Michael Riedel

Michael Riedel

Entertainment

Even Letterman thought he was a flop as Oscars host

Bruce Vilanch, one of the funniest writers in Oscar history, has no doubt Chris Rock will go for the, um, white elephant in the living room Sunday night.

“There’s no way he can ignore it,” Vilanch says of the Oscars So White controversy. “He’ll have something brilliant to say. He deals with big issues. But this year is insane anyway. The presidential race is a carnival. We have a reality TV show host . . . That’s a first. Even Ronald Reagan couldn’t claim that label!”

Vilanch, whose Broadway-bound musical “Sign of the Times” debuts this summer at Connecticut’s Goodspeed Opera House, wrote 23 Oscar shows.
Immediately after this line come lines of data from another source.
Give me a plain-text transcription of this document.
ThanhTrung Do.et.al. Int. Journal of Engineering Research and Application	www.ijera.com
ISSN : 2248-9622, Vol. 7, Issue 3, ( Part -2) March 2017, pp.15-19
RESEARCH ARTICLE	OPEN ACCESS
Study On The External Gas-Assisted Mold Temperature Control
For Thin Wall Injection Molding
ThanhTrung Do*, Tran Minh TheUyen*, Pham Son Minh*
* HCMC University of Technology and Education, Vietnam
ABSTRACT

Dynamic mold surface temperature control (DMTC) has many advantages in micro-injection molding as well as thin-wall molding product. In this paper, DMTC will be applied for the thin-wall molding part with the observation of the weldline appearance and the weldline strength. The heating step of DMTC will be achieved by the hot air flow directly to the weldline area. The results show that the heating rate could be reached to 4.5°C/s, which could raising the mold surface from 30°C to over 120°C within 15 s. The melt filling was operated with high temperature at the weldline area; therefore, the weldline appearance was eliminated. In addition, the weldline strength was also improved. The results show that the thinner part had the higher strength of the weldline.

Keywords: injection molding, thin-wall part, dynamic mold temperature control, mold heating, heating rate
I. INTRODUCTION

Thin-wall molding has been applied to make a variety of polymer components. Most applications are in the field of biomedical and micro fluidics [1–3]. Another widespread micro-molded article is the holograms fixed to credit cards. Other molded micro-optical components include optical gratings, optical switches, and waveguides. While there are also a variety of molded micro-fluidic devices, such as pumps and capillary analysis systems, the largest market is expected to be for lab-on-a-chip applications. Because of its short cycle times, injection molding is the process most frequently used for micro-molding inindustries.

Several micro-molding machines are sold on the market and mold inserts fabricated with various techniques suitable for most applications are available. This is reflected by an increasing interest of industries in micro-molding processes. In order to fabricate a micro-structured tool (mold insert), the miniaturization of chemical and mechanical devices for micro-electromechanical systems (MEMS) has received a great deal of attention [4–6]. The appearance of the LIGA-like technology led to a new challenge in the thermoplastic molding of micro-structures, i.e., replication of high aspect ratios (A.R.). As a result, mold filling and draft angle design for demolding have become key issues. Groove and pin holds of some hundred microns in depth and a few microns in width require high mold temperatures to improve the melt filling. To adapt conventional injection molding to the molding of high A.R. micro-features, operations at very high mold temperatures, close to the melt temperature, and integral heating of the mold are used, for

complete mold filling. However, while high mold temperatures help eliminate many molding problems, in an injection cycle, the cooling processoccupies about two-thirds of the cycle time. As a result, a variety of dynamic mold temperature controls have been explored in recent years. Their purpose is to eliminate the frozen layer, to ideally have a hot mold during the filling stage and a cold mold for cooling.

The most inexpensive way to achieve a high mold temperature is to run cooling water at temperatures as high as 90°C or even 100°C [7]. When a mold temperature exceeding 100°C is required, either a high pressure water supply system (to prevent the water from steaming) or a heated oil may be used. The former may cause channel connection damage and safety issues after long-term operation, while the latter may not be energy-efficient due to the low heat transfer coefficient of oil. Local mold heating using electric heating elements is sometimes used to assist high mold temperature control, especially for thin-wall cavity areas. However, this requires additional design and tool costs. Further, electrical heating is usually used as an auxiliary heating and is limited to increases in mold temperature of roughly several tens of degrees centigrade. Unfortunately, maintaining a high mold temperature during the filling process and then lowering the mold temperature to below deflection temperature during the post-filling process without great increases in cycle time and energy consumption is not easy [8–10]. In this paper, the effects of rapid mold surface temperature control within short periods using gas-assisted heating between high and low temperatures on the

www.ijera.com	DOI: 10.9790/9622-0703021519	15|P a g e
He’s not on this year’s telecast, but I thought it’d be fun to get his behind-the-scenes take on the biggest award of them all (sorry, Tonys!).

The telecast, he says, is mapped out months in advance, but most of the writing is done on the fly while the show is live.

“You’re in a little room offstage, where the host ‘lives’ when he or she isn’t onstage,” he says. “A bunch of writers are huddled around a monitor, trying to prepare a joke about whoever just won.”

The best off-the-cuff joke Vilanch and his team came up with was aimed at Michael Moore. Accepting an Oscar for “Bowling for Columbine” in 2003, Moore denounced George W. Bush for sending America to war for “fictitious reasons.” The audience booed.

Bruce Vilanch.Allen Berezovsky/WireImage

During the commercial, the writers began screaming out jokes. Steve Martin, the host that year, grabbed one. After the break, he walked out, smiled and said: “It’s so wonderful backstage. The stagehands are helping Michael Moore into the trunk of his car.”

But when things go wrong, there’s little a writer can do but stand clear.

Vilanch worked on the 1989 telecast, whose infamous opening number featured Snow White and Rob Lowe, who attempted, sadly, to sing a parody of “Proud Mary.”

The opening was Oscar producer Allan Carr’s idea — and it killed his career. Snow White goes to Hollywood and meets great stars of the past: Roy Rogers and Dale Evans, Vincent Price, Alice Faye and Cyd Charisse.

“In Allan’s mind, those old stars looked like they did when he was a kid,” says Vilanch, 67. But by 1989 they looked “kind of embalmed.”

Vilanch was also backstage in 1995 when David Letterman did his much-derided Oprah-Uma-Uma-Oprah routine.

“I had suggested it might not be the best thing for TV boy to come out and make fun of their names, but it appealed to Dave’s love of the perverse,” Vilanch says. “He was having a horrible time anyway. He kept saying he felt like he was in a hostage crisis.”

On the other hand, when Jack Palance won for “City Slickers” in 1992 and did one-arm pushups onstage, the writers spun gold: “Billy Crystal was the host and he said, ‘This is too good — we have to respond to him.’ ” Crystal turned it into a running gag.

Vilanch advises this year’s presenters and nominees to avoid banter.

“Unless you’re really good — like Will Ferrell or Ben Stiller — just come out and say something about the category,” he says. “Don’t make people who aren’t funny try to be funny.”

By the way, the Oscar telecast isn’t much of a pay day for a writer. “It’s viewed as an ‘honor,’ ” Vilanch says, “though sometimes the gift basket is nice.”

After a false start last year, the revival of William Finn’s “Falsettos” is back on track. Jujamcyn Theater will co-produce the production with Lincoln Center Theater at the Walter Kerr in the fall. James Lapine will direct.